InnovaFeed has “several long-term offtake contracts” with Cargill, ADM and others, sats Walraven. “I’d say 75-80% of our volume over the next years is locked up in these contracts.”
‘We saw what happened when just one boat got stuck in the Suez Canal’
According to Whitaker at Entocycle, recent supply chain shocks have further bolstered the case for insect protein: “We saw what happened when just one boat got stuck in the Suez Canal, then we saw the impact of CODID-19 on global supply chains, the war in Ukraine, and then the events in the Red Sea, flooding in Brazil, El Nino in South America, all which causes volatility in terms of protein supply.
“Then if you look at the long-term trends, the soy protein growing regions of Brazil in Argentina are going to suffer severe drought. Meanwhile, fishmeal is a slowly dwindling stock. All this has prompted a lot of countries to develop food protein strategies as part of food security efforts and we’re going to see a lot of onshoring.”
Ÿnsect, which is currently focused on scaling its farm in Amiens, has “signed contracts worth around $200 million, primarily with players in the petfood sector,” says Hubert. “In January, we also received approval from the AAFCO [which regulates animal feed and petfood in the US] for the commercialization of one of our ingredients (Protein70) for use in adult dog food in the US.”
At US-based Chapul Farms, adds founder Pat Crowley, “One market that is endlessly interesting to me is the backyard chicken market, which really grew during the pandemic. The benefits of black soldier fly larvae as chicken feed are tremendous: healthier eggs, healthier feathers, and we’re seeing great work now on the immunological benefits.
“Another interesting market is trout production in the US, where they haven’t really been able to get fish meal—herring, anchovies and so on—out of the diet,” says Crowley, who introduced many Americans to the concept of eating bugs back in 2012 with the launch of cricket-fueled Chapul bars, but has since switched his focus to designing, building, and operating commercial scale BSFL facilities.
“And those populations aren’t increasing, so there’s this massive need in the industry for alternatives. Black soldier flies have a similar amino acid profile to fishmeal and there’s also some exciting academic work looking at how feeding them to fish gives them a healthier gut.”

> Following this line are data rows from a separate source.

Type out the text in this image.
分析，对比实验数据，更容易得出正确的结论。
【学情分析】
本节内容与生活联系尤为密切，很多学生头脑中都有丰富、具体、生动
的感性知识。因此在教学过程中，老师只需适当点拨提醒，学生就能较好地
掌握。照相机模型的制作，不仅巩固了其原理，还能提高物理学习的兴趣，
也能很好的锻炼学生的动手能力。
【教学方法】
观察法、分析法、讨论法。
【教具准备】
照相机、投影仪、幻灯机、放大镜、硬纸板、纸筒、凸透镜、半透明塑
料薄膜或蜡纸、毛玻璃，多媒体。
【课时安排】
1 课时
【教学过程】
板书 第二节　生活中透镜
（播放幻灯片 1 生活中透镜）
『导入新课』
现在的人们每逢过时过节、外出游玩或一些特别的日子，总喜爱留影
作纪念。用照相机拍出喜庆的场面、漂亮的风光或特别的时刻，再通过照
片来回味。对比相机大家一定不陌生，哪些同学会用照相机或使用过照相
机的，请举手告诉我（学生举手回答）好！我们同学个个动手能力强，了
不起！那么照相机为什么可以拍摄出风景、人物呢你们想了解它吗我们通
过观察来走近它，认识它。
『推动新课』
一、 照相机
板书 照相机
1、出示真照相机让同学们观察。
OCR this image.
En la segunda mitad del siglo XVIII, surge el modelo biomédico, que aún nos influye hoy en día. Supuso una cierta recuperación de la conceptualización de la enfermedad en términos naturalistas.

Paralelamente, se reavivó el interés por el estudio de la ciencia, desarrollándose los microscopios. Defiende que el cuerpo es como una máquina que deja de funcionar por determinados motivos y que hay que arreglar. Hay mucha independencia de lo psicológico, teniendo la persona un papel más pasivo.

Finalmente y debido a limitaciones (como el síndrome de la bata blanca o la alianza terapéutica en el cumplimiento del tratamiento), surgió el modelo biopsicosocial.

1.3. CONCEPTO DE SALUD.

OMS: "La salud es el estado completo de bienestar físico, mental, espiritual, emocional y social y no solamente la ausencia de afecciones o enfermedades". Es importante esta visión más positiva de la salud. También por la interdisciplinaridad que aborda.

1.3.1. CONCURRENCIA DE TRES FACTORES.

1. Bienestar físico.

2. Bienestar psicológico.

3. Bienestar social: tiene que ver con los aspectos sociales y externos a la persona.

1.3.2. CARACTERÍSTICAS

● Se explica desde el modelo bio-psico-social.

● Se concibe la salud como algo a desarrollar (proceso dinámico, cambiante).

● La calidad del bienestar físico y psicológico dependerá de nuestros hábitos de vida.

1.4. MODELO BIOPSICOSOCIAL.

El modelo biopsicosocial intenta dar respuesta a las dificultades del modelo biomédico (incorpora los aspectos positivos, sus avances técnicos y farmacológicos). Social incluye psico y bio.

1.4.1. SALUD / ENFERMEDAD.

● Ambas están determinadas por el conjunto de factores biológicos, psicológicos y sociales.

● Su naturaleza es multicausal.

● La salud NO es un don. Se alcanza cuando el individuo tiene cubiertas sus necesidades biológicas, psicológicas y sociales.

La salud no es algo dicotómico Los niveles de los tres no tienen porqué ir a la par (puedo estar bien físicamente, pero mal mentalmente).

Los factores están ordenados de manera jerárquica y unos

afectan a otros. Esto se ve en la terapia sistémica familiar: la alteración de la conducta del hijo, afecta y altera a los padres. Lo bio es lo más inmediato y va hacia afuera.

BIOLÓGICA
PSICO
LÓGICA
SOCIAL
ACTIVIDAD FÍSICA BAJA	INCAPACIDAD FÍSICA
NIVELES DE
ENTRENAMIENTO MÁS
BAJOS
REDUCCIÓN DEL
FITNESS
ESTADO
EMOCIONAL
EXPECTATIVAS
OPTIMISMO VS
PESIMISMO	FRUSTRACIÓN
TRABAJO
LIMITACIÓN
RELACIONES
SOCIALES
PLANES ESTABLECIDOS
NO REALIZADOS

“We think that the human food market for edible insects will develop over time, but it will probably take five to 10 years, as there are still big challenges in terms of regulations, acceptability, and palatability.” Maye Walraven, US general manager, InnovaFeed
Insects and the circular economy
Ultimately, says Crowley at Chapul Farms, what makes insects so exciting is that they “have this incredible capacity for circularity: they leverage millions of years of microbiological evolution to process organic material into healthy protein and fat, add microbial life to soil, eliminate food waste, decrease agricultural greenhouse gas emissions and our reliance on fossil fuel and unsustainable inputs in agriculture.

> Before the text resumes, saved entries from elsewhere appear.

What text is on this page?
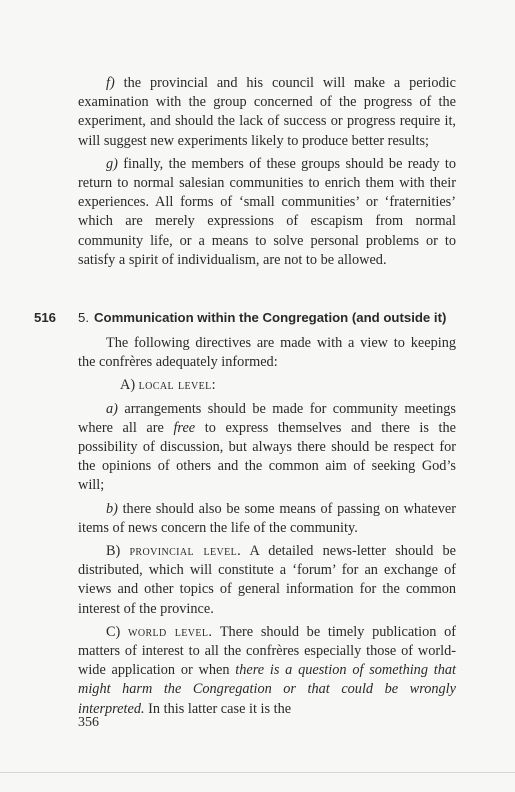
f) the provincial and his council will make a periodic examination with the group concerned of the progress of the experiment, and should the lack of success or progress require it, will suggest new experiments likely to produce better results;

g) finally, the members of these groups should be ready to return to normal salesian communities to enrich them with their experiences. All forms of ‘small communities’ or ‘fraternities’ which are merely expressions of escapism from normal community life, or a means to solve personal problems or to satisfy a spirit of individualism, are not to be allowed.

516 5. Communication within the Congregation (and outside it)

The following directives are made with a view to keeping the confrères adequately informed:

A) local level:

a) arrangements should be made for community meetings where all are free to express themselves and there is the possibility of discussion, but always there should be respect for the opinions of others and the common aim of seeking God’s will;

b) there should also be some means of passing on whatever items of news concern the life of the community.

B) provincial level. A detailed news-letter should be distributed, which will constitute a ‘forum’ for an exchange of views and other topics of general information for the common interest of the province.

C) world level. There should be timely publication of matters of interest to all the confrères especially those of world-wide application or when there is a question of something that might harm the Congregation or that could be wrongly interpreted. In this latter case it is the

356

“You have US states saying we’re going to halve our organic material going into landfills, for example, but there’s not really a definitive plan for how they’re going to do that. Insects can fill that role right now.”
Beyond protein: ‘We envision a future where insects power our healthcare and electronics’

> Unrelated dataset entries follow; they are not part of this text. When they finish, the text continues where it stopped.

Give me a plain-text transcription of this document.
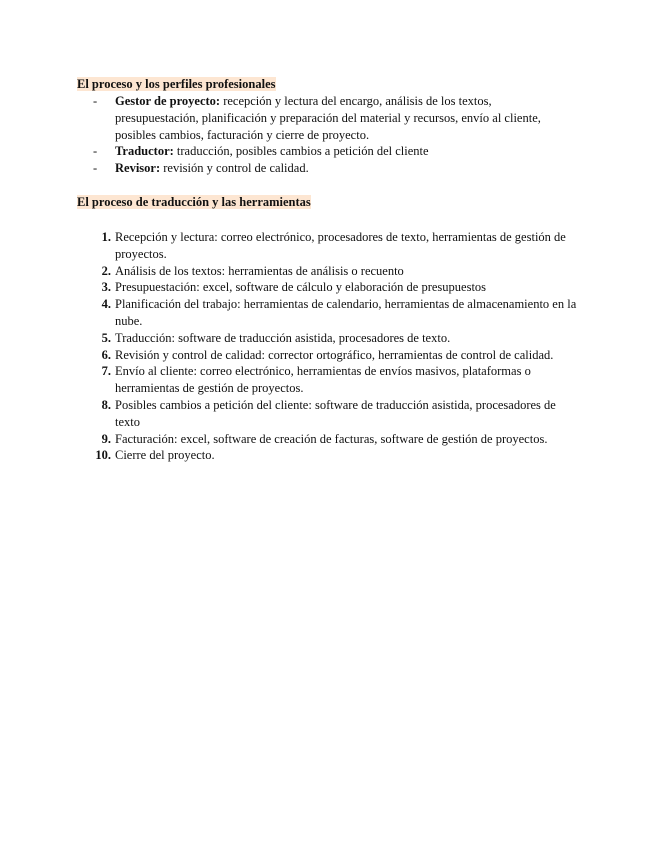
El proceso y los perfiles profesionales
- Gestor de proyecto: recepción y lectura del encargo, análisis de los textos, presupuestación, planificación y preparación del material y recursos, envío al cliente, posibles cambios, facturación y cierre de proyecto.
- Traductor: traducción, posibles cambios a petición del cliente
- Revisor: revisión y control de calidad.
El proceso de traducción y las herramientas
1. Recepción y lectura: correo electrónico, procesadores de texto, herramientas de gestión de proyectos.
2. Análisis de los textos: herramientas de análisis o recuento
3. Presupuestación: excel, software de cálculo y elaboración de presupuestos
4. Planificación del trabajo: herramientas de calendario, herramientas de almacenamiento en la nube.
5. Traducción: software de traducción asistida, procesadores de texto.
6. Revisión y control de calidad: corrector ortográfico, herramientas de control de calidad.
7. Envío al cliente: correo electrónico, herramientas de envíos masivos, plataformas o herramientas de gestión de proyectos.
8. Posibles cambios a petición del cliente: software de traducción asistida, procesadores de texto
9. Facturación: excel, software de creación de facturas, software de gestión de proyectos.
10. Cierre del proyecto.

While most players in insect ag are focused on proteins and lipids for feed and fertilizer, several startups are exploring their potential in other areas, with Canadian startup Future Fields deploying genetically engineered fruit flies to make pricey proteins from FGF2 to transferrin; and India-based Arthro Biotech exploring the potential of insects to make biopesticides, nutraceuticals, and biopharma products.
Singapore-based Insectta, meanwhile, is targeting higher-value markets such as healthcare and electronics with melanin and chitosan from black soldier flies. “In a nutshell, we envision a future where insects power our healthcare and electronics,” says cofounder and CMO Chua Kai-Ning.